Laura shares her approach to risk acceptance: “I do work very actively with whoever it is in the organization — and it might be the CIO, it might be the CEO, it might be the COO — typically one of those people are in my meetings. And if there’s risk that needs to be accepted or discussed, they need to be in that, and so they are very much signing off on that.”

The appeal of the vCISO role — and its challenges

The vCISO role has become increasingly popular among experienced security professionals seeking more control over their work environment and clients. Laura mentioned some of the reasons she made this shift: “I think I want to work in a little bit possibly less stressful environment, possibly less money, possibly more money, but possibly more control over who I work with and how I do the work.”

Being a vCISO has its perks. Laura can work on a contractual basis, providing her expertise to multiple organizations simultaneously. This flexible arrangement offers several advantages:

• Scalability — As a vCISO, Laura can quickly scale her services up or down, depending on the organization’s needs.
• Cost-effectiveness — Hiring a vCISO is often more budget-friendly than employing a full-time, in-house CISO.
• Fresh perspective — With experience working across various industries, vCISOs can bring new ideas and insights to their clients.

Additionally, the vCISO role presents numerous opportunities for growth and learning. By working with multiple clients, Laura has been exposed to different industries, technologies, and challenges, which have helped her continually expand her skillset and stay ahead of the cybersecurity curve.

Despite the many benefits of being a vCISO, it is not without its challenges. Building trust with clients and proving your value can be difficult, especially in the beginning. From her experience, Laura says that communication, transparency, and a strong work ethic are important in overcoming these obstacles.

Building relationships and collaboration

Laura highlights the importance for vCISOs to build relationships with clients and collaborate with various departments within the organization. She believes that the most effective way to provide value is by understanding the needs of the business and working closely with stakeholders.

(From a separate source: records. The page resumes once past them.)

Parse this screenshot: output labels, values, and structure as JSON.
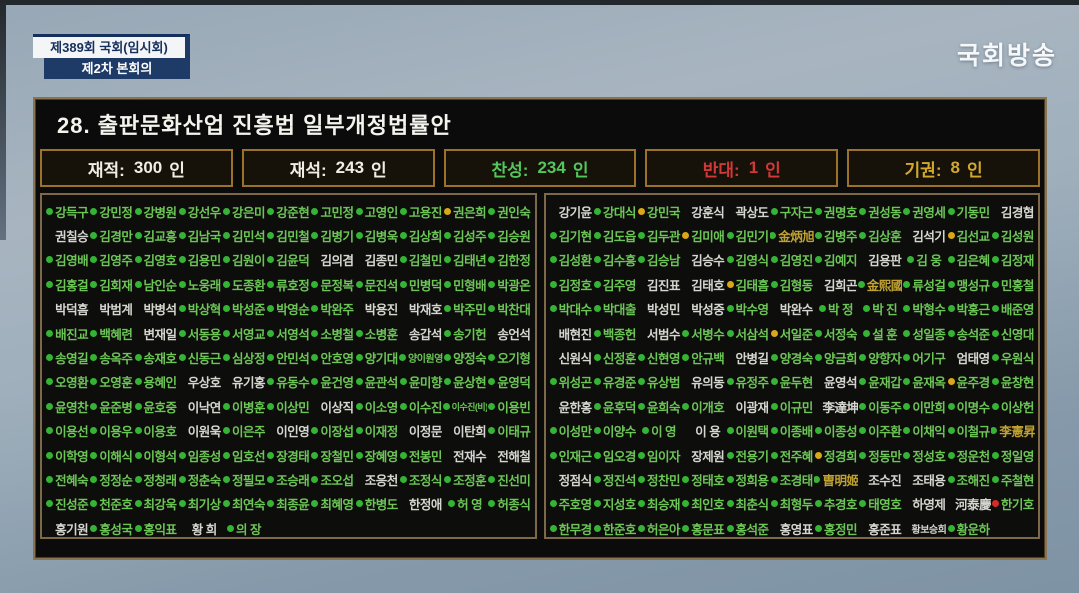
{
  "header": {
    "session_banner": "제389회 국회(임시회)",
    "meeting_banner": "제2차 본회의",
    "broadcaster": "국회방송"
  },
  "bill": {
    "title": "28. 출판문화산업 진흥법 일부개정법률안"
  },
  "stats": [
    {
      "label": "재적:",
      "value": "300",
      "unit": "인"
    },
    {
      "label": "재석:",
      "value": "243",
      "unit": "인"
    },
    {
      "label": "찬성:",
      "value": "234",
      "unit": "인"
    },
    {
      "label": "반대:",
      "value": "1",
      "unit": "인"
    },
    {
      "label": "기권:",
      "value": "8",
      "unit": "인"
    }
  ],
  "colors": {
    "yes_green": "#6cc556",
    "abstain_yellow": "#d9a718",
    "no_red": "#d62b2b",
    "absent_white": "#d6d6d0",
    "hanja_gold": "#bfa232",
    "panel_border_tan": "#8a7450"
  },
  "vote_codes": {
    "y": "yes",
    "a": "abstain",
    "n": "no",
    "x": "absent",
    "g": "yes-gold-name",
    "xh": "absent-hanja"
  },
  "panels": {
    "left": {
      "rows": [
        [
          "y:강득구",
          "y:강민정",
          "y:강병원",
          "y:강선우",
          "y:강은미",
          "y:강준현",
          "y:고민정",
          "y:고영인",
          "y:고용진",
          "a:권은희",
          "y:권인숙"
        ],
        [
          "x:권칠승",
          "y:김경만",
          "y:김교흥",
          "y:김남국",
          "y:김민석",
          "y:김민철",
          "y:김병기",
          "y:김병욱",
          "y:김상희",
          "y:김성주",
          "y:김승원"
        ],
        [
          "y:김영배",
          "y:김영주",
          "y:김영호",
          "y:김용민",
          "y:김원이",
          "y:김윤덕",
          "x:김의겸",
          "x:김종민",
          "y:김철민",
          "y:김태년",
          "y:김한정"
        ],
        [
          "y:김홍걸",
          "y:김회재",
          "y:남인순",
          "y:노웅래",
          "y:도종환",
          "y:류호정",
          "y:문정복",
          "y:문진석",
          "y:민병덕",
          "y:민형배",
          "y:박광온"
        ],
        [
          "x:박덕흠",
          "x:박범계",
          "x:박병석",
          "y:박상혁",
          "y:박성준",
          "y:박영순",
          "y:박완주",
          "x:박용진",
          "x:박재호",
          "y:박주민",
          "y:박찬대"
        ],
        [
          "y:배진교",
          "y:백혜련",
          "x:변재일",
          "y:서동용",
          "y:서영교",
          "y:서영석",
          "y:소병철",
          "y:소병훈",
          "x:송갑석",
          "y:송기헌",
          "x:송언석"
        ],
        [
          "y:송영길",
          "y:송옥주",
          "y:송재호",
          "y:신동근",
          "y:심상정",
          "y:안민석",
          "y:안호영",
          "y:양기대",
          "y:양이원영",
          "y:양정숙",
          "y:오기형"
        ],
        [
          "y:오영환",
          "y:오영훈",
          "y:용혜인",
          "x:우상호",
          "x:유기홍",
          "y:유동수",
          "y:윤건영",
          "y:윤관석",
          "y:윤미향",
          "y:윤상현",
          "y:윤영덕"
        ],
        [
          "y:윤영찬",
          "y:윤준병",
          "y:윤호중",
          "x:이낙연",
          "y:이병훈",
          "y:이상민",
          "x:이상직",
          "y:이소영",
          "y:이수진",
          "y:이수진(비)",
          "y:이용빈"
        ],
        [
          "y:이용선",
          "y:이용우",
          "y:이용호",
          "x:이원욱",
          "y:이은주",
          "x:이인영",
          "y:이장섭",
          "y:이재정",
          "x:이정문",
          "x:이탄희",
          "y:이태규"
        ],
        [
          "y:이학영",
          "y:이해식",
          "y:이형석",
          "y:임종성",
          "y:임호선",
          "y:장경태",
          "y:장철민",
          "y:장혜영",
          "y:전봉민",
          "x:전재수",
          "x:전해철"
        ],
        [
          "y:전혜숙",
          "y:정정순",
          "y:정청래",
          "y:정춘숙",
          "y:정필모",
          "y:조승래",
          "y:조오섭",
          "x:조응천",
          "y:조정식",
          "y:조정훈",
          "y:진선미"
        ],
        [
          "y:진성준",
          "y:천준호",
          "y:최강욱",
          "y:최기상",
          "y:최연숙",
          "y:최종윤",
          "y:최혜영",
          "y:한병도",
          "x:한정애",
          "y:허 영",
          "y:허종식"
        ],
        [
          "x:홍기원",
          "y:홍성국",
          "y:홍익표",
          "x:황 희",
          "y:의 장"
        ]
      ]
    },
    "right": {
      "rows": [
        [
          "x:강기윤",
          "y:강대식",
          "a:강민국",
          "x:강훈식",
          "x:곽상도",
          "y:구자근",
          "y:권명호",
          "y:권성동",
          "y:권영세",
          "y:기동민",
          "x:김경협"
        ],
        [
          "y:김기현",
          "y:김도읍",
          "y:김두관",
          "a:김미애",
          "y:김민기",
          "g:金炳旭",
          "y:김병주",
          "y:김상훈",
          "x:김석기",
          "a:김선교",
          "y:김성원"
        ],
        [
          "y:김성환",
          "y:김수흥",
          "y:김승남",
          "x:김승수",
          "y:김영식",
          "y:김영진",
          "y:김예지",
          "x:김용판",
          "y:김 웅",
          "y:김은혜",
          "y:김정재"
        ],
        [
          "y:김정호",
          "y:김주영",
          "x:김진표",
          "x:김태호",
          "a:김태흠",
          "y:김형동",
          "x:김희곤",
          "g:金熙國",
          "y:류성걸",
          "y:맹성규",
          "y:민홍철"
        ],
        [
          "y:박대수",
          "y:박대출",
          "x:박성민",
          "x:박성중",
          "y:박수영",
          "x:박완수",
          "y:박 정",
          "y:박 진",
          "y:박형수",
          "y:박홍근",
          "y:배준영"
        ],
        [
          "x:배현진",
          "y:백종헌",
          "x:서범수",
          "y:서병수",
          "y:서삼석",
          "a:서일준",
          "y:서정숙",
          "y:설 훈",
          "y:성일종",
          "y:송석준",
          "y:신영대"
        ],
        [
          "x:신원식",
          "y:신정훈",
          "y:신현영",
          "y:안규백",
          "x:안병길",
          "y:양경숙",
          "y:양금희",
          "y:양향자",
          "y:어기구",
          "x:엄태영",
          "y:우원식"
        ],
        [
          "y:위성곤",
          "y:유경준",
          "y:유상범",
          "x:유의동",
          "y:유정주",
          "y:윤두현",
          "x:윤영석",
          "y:윤재갑",
          "y:윤재옥",
          "a:윤주경",
          "y:윤창현"
        ],
        [
          "x:윤한홍",
          "y:윤후덕",
          "y:윤희숙",
          "y:이개호",
          "x:이광재",
          "y:이규민",
          "xh:李達坤",
          "y:이동주",
          "y:이만희",
          "y:이명수",
          "y:이상헌"
        ],
        [
          "y:이성만",
          "y:이양수",
          "y:이 영",
          "x:이 용",
          "y:이원택",
          "y:이종배",
          "y:이종성",
          "y:이주환",
          "y:이채익",
          "y:이철규",
          "g:李憲昇"
        ],
        [
          "y:인재근",
          "y:임오경",
          "y:임이자",
          "x:장제원",
          "y:전용기",
          "y:전주혜",
          "a:정경희",
          "y:정동만",
          "y:정성호",
          "y:정운천",
          "y:정일영"
        ],
        [
          "x:정점식",
          "y:정진석",
          "y:정찬민",
          "y:정태호",
          "y:정희용",
          "y:조경태",
          "g:曺明姬",
          "x:조수진",
          "x:조태용",
          "y:조해진",
          "y:주철현"
        ],
        [
          "y:주호영",
          "y:지성호",
          "y:최승재",
          "y:최인호",
          "y:최춘식",
          "y:최형두",
          "y:추경호",
          "y:태영호",
          "x:하영제",
          "xh:河泰慶",
          "n:한기호"
        ],
        [
          "y:한무경",
          "y:한준호",
          "y:허은아",
          "y:홍문표",
          "y:홍석준",
          "x:홍영표",
          "y:홍정민",
          "x:홍준표",
          "x:황보승희",
          "y:황운하"
        ]
      ]
    }
  }
}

Laura shares her thoughts on this approach: “So, if someone was having their first job as a vCISO, it’s challenging because you’re not there every day. You’ve got to dive in when you’re in that meeting and really show your worth because you only show your worth a few hours a week or a month versus every day. And you do that most effectively by building relationships with the people you’re working with, I think.”

Enabling the business

In addition to managing security risks and compliance requirements, vCISOs play a crucial role in enabling the business to operate effectively. This involves working closely with various departments and ensuring that security measures do not hinder the organization’s overall productivity and growth.

Laura emphasizes the need for a collaborative approach: “I think we haven’t necessarily always done a great job. We have to do better to get involved with all of the departments other than IT so that they can understand why we’re asking them to do what we’re asking them to do, and by that same token, understand what they do. Because if we just sit in a little world where we say ‘Thou must patch, end of story,’ that’s not helping us.”

Delegating tasks is important in Laura’s role as a vCISO. By being truthful about her abilities and knowing when to delegate, Laura can ensure that tasks are completed efficiently and maintain a strong professional relationship with her clients.

Conclusion

The role of a vCISO is evolving to meet the unique security and compliance challenges organizations face. By offering part-time, remote consulting services, vCISOs like Laura are able to provide valuable support and guidance to organizations that may not have the resources to hire a full-time CISO. The key to success in this role lies in understanding the client’s needs, building strong relationships with stakeholders, and maintaining a focus on enabling the business. As the demand for vCISOs continues to grow, security professionals should consider the benefits and challenges of this flexible, collaborative, and rewarding career path.